The dissertation contributes to our understanding of how multinational firms and financial frictions affect income in developing countries. From a policy perspective, I find that as developing countries open up to multinational firms, financial reforms become increasingly beneficial to national income in the countries. I also find that the joint ventures of foreign multinational firms with state-owned firms, an industrial policy in China, prevent technology spillovers and suppress industrial output. The dissertation consists of three chapters.
Chapter 1: Financial frictions, Multinational Firms, and Income in Developing Countries: Theoretical Analysis
Financial frictions create resource misallocation across heterogeneous production units and reduce national income (GNP) in developing countries. Multinational firms, however, can largely circumvent local financial frictions by borrowing from international sources. In this chapter, I theoretically study whether the presence of multinational firms in developing countries alleviates the adverse impact of financial frictions on national income. I show that in a developing economy that is open to multinational firms, if domestic firms produce a sufficiently large (small) share of output, financial frictions will cause a larger (smaller) decline in national income than in an otherwise identical developing economy that is closed to multinational firms. Such result calls for the quantitative analysis in the next chapter.

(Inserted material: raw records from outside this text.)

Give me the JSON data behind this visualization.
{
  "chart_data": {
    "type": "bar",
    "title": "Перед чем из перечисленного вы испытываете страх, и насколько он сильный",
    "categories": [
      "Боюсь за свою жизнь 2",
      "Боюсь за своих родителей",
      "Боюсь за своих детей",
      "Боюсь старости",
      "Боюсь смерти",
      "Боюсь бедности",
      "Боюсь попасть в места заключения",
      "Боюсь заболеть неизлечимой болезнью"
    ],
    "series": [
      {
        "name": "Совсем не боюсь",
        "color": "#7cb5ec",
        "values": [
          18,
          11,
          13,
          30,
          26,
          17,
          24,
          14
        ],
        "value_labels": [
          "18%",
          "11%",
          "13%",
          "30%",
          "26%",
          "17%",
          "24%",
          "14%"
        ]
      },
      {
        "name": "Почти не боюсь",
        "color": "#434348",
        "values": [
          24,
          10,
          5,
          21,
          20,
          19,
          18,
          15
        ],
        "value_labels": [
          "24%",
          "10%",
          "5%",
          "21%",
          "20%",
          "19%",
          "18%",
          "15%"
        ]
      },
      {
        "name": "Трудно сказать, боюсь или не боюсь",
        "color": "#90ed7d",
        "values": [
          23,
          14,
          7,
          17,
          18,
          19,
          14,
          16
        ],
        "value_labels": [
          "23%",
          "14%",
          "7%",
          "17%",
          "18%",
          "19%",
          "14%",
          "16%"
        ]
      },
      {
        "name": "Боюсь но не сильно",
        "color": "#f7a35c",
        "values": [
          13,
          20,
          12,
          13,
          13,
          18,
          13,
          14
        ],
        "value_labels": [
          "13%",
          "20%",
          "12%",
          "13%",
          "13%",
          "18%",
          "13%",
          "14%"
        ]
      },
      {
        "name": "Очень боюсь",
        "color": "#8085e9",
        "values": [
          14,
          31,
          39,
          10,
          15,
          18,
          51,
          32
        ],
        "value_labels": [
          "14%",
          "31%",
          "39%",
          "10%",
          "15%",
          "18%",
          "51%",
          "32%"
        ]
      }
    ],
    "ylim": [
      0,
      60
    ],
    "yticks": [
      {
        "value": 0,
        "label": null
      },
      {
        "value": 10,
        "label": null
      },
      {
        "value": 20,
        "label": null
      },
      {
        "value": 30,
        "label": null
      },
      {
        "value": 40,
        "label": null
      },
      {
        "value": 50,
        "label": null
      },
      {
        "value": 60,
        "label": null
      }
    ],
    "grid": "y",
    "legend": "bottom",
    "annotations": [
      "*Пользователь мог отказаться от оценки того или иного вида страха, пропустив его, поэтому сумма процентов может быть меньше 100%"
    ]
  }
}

Chapter 2: Financial frictions, Multinational Firms, and Income in Developing Countries: Quantitative Analysis
In this chapter, I quantitatively study how the presence of multinational firms in developing countries change the adverse impact of financial frictions on national income. Using a calibrated structural model, I find that when a developing economy is open to multinational firms, a modest financial reform that reduces financial frictions in the developing economy will increase national income by 19%, as opposed to only 11% when the economy is closed to multinational firms. Such result indicates that financial frictions become increasingly costly and financial reforms become increasingly beneficial to national income in developing countries as they open up to multinational production.

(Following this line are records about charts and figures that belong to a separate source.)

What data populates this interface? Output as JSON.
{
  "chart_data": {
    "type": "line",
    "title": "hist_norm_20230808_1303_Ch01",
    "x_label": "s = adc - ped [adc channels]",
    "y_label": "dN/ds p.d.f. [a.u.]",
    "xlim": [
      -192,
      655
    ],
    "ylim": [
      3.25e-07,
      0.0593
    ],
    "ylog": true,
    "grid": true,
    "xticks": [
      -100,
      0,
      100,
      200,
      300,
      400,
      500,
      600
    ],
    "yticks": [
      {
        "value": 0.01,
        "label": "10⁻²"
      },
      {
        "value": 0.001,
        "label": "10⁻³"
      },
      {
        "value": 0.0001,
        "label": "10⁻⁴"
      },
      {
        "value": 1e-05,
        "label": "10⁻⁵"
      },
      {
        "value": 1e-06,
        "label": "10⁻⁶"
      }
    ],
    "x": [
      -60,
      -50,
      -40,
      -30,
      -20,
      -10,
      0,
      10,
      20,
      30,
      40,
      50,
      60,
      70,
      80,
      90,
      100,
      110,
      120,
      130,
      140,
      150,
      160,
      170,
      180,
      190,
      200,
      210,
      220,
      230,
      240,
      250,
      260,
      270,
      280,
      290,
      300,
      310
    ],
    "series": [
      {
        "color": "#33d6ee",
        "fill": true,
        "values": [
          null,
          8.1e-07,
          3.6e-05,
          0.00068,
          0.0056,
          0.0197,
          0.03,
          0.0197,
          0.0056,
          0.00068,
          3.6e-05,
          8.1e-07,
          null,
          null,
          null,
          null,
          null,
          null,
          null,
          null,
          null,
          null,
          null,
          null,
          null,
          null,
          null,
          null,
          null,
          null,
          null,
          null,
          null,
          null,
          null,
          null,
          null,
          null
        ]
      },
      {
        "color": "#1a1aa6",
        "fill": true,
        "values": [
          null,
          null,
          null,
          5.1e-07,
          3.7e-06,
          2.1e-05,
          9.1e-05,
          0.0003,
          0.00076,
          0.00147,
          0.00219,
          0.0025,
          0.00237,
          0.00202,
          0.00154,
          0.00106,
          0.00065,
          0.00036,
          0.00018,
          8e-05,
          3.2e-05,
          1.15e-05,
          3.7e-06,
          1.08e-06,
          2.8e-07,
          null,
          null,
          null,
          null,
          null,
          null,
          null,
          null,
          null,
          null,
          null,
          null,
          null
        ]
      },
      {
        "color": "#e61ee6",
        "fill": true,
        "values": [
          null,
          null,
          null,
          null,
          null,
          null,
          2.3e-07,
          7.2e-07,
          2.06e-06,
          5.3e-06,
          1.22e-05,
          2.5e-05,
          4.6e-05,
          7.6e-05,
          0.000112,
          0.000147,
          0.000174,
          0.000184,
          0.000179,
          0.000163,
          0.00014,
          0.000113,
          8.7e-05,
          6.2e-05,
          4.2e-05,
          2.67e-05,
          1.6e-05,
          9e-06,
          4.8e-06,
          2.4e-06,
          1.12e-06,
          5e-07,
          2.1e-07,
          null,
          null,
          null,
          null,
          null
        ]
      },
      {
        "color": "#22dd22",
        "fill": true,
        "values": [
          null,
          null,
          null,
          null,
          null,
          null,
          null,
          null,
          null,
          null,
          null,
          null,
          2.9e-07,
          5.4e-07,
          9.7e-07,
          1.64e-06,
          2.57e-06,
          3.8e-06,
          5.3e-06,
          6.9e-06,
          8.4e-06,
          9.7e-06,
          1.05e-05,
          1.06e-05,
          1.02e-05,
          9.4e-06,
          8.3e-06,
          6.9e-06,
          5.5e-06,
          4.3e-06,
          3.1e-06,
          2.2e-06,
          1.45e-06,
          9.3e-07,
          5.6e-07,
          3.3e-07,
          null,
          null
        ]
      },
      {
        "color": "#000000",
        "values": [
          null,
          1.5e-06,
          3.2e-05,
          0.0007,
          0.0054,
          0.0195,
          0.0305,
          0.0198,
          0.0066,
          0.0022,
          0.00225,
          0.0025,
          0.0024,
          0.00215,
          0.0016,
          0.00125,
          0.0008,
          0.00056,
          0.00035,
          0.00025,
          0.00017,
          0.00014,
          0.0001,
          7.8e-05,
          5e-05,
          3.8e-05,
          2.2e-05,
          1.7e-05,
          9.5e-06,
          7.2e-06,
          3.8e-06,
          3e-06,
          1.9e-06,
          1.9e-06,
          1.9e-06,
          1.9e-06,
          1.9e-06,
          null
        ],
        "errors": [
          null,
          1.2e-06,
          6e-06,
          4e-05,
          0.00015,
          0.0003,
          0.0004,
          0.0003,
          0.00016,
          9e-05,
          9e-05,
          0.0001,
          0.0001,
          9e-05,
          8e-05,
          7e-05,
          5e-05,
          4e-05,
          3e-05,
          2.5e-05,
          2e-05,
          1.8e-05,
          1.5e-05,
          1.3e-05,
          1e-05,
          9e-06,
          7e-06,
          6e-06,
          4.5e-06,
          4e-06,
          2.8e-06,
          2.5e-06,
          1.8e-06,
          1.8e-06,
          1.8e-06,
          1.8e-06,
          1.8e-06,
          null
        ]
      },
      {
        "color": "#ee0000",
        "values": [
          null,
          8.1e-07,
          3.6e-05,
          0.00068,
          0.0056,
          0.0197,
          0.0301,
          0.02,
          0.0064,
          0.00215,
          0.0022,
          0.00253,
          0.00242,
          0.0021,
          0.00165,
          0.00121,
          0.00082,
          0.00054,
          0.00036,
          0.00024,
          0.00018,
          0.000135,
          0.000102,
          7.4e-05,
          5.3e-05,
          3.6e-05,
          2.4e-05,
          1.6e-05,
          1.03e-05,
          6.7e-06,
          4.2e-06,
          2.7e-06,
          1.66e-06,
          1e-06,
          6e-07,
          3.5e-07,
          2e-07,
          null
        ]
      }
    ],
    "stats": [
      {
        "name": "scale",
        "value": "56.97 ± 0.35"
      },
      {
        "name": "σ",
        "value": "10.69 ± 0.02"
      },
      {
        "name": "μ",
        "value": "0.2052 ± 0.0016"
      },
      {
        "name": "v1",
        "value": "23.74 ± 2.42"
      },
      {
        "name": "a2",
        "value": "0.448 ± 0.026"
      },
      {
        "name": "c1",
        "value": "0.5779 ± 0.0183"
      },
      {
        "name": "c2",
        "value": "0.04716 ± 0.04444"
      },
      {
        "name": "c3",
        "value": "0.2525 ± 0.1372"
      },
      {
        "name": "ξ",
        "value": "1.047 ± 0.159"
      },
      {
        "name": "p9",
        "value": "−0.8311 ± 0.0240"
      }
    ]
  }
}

Chapter 3, Joint Ventures and Technology Spillovers in China
Chinese government actively promotes joint ventures of foreign multinational firms with state-owned firms. In this chapter, I study the effects of the joint ventures in promoting technology spillovers. Using firm-level data in China, I find that higher joint venture presence in a sector leads to higher productivity of firms in the upstream of that sector, but lower productivity of firms in the downstream of that sector. A quantitative analysis suggests that the later force will dominate, and joint ventures will on aggregate prevent technology spillovers and cause a significant decline in total industrial output in China.